When Olivia Cellini finished her speech, she said she’d be willing to fight the board in court if needed.

“Mrs. Cellini wants to say ‘see you in court,’ fine. That’s fine,” Koetzle said later in the meeting. “We are going to uphold the laws of this town.”

The violation is punishable by a fine of up to $250 per day for each day the course is open illegally. To receive the necessary town permit, Cellini would have to file the proper paperwork and wait until a regular Town Board meeting for the board to issue the document. The next scheduled meeting is July 20.

Moratoriums extended

This isn’t the first time the adventure course has stirred controversy in Glenville. As the project went through the review process, neighbors expressed similar frustrations to Wednesday night, citing concerns over additional noise and traffic.

The site is in a rural residential and agricultural zoning district. Cellini had his initial request in 2014 to build the treetop adventure course on his 50-acre plot approved by the town’s planning and zoning boards. Glenville imposed a temporary moratorium last December for permits on projects in its rural and agricultural zoning districts that require conditional use permits and site plan reviews.

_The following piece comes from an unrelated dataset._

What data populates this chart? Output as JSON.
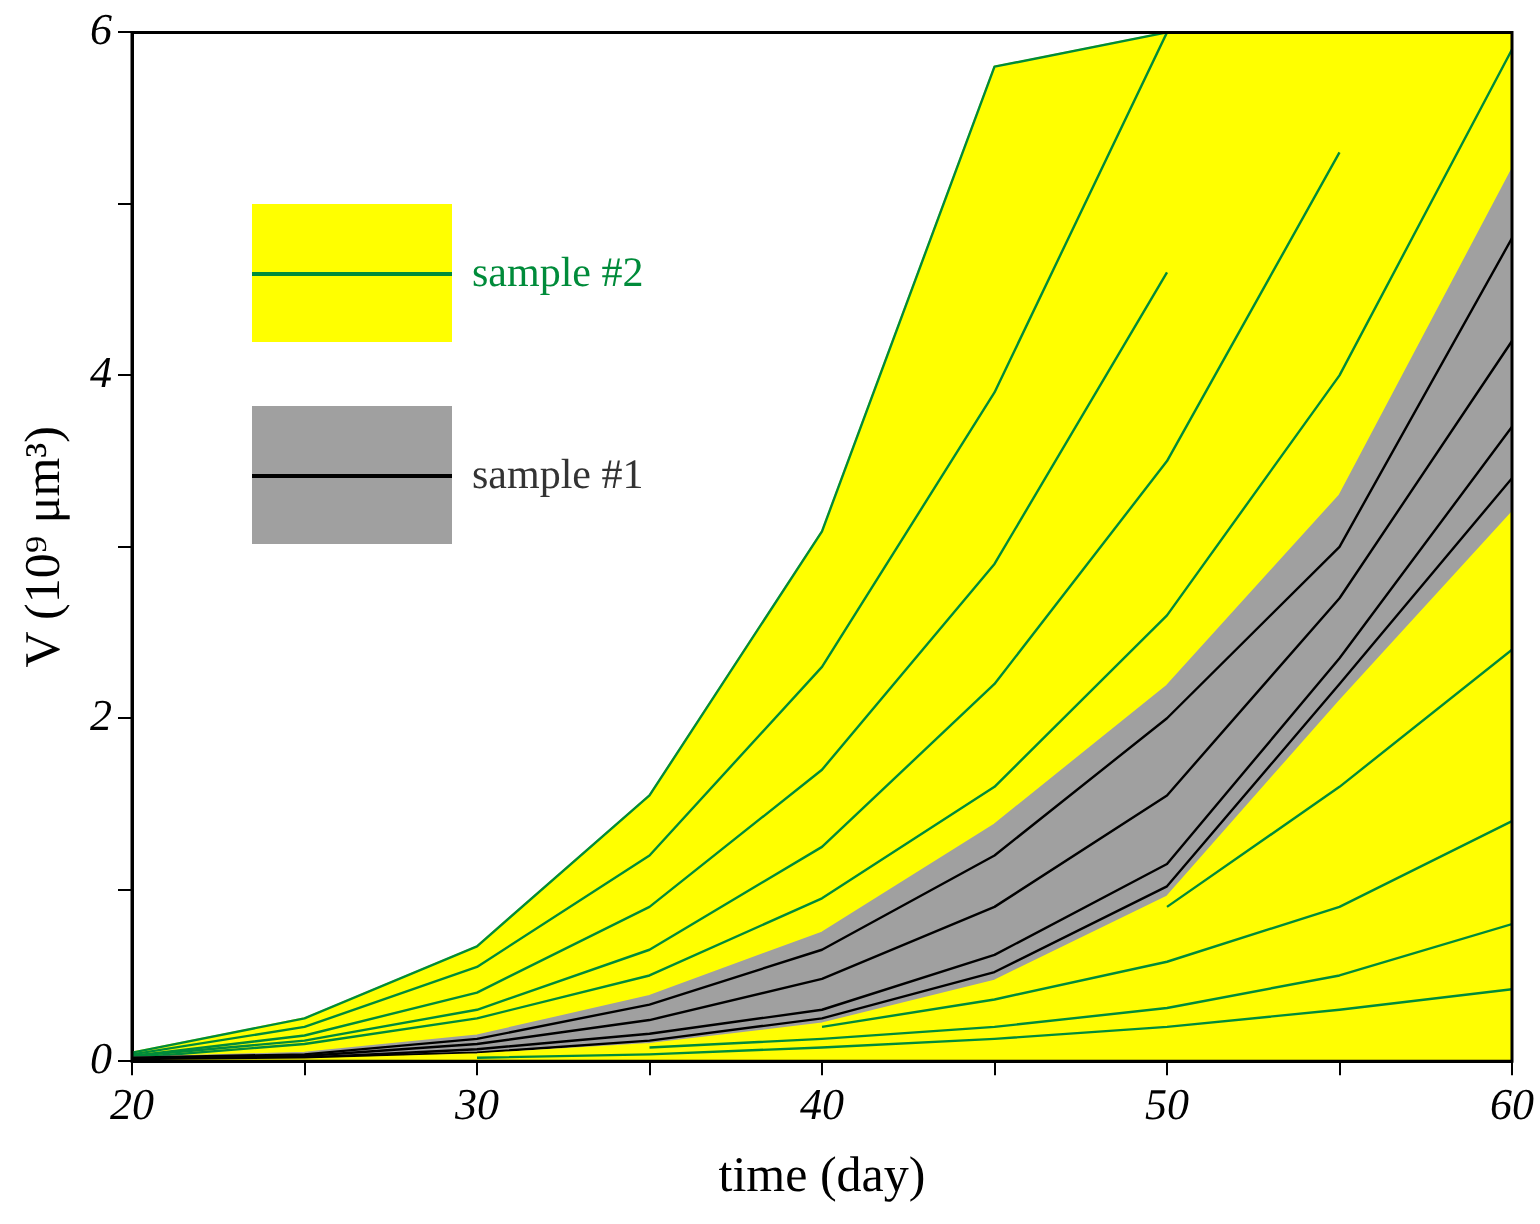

That moratorium, along with one on conditional use permits and businesses such as thrift stores, vapor stores and massage parlors in research development and technology zone districts, was passed in December and extended on Wednesday night.

The moratoriums will continue for six months while Glenville reviews its comprehensive plan, which will clarify the town’s zoning rules and other laws. Koetzle said he expects the comprehensive plan to be finished before the moratoriums expire, and if the two conflict a resolution will have to be passed to cancel them.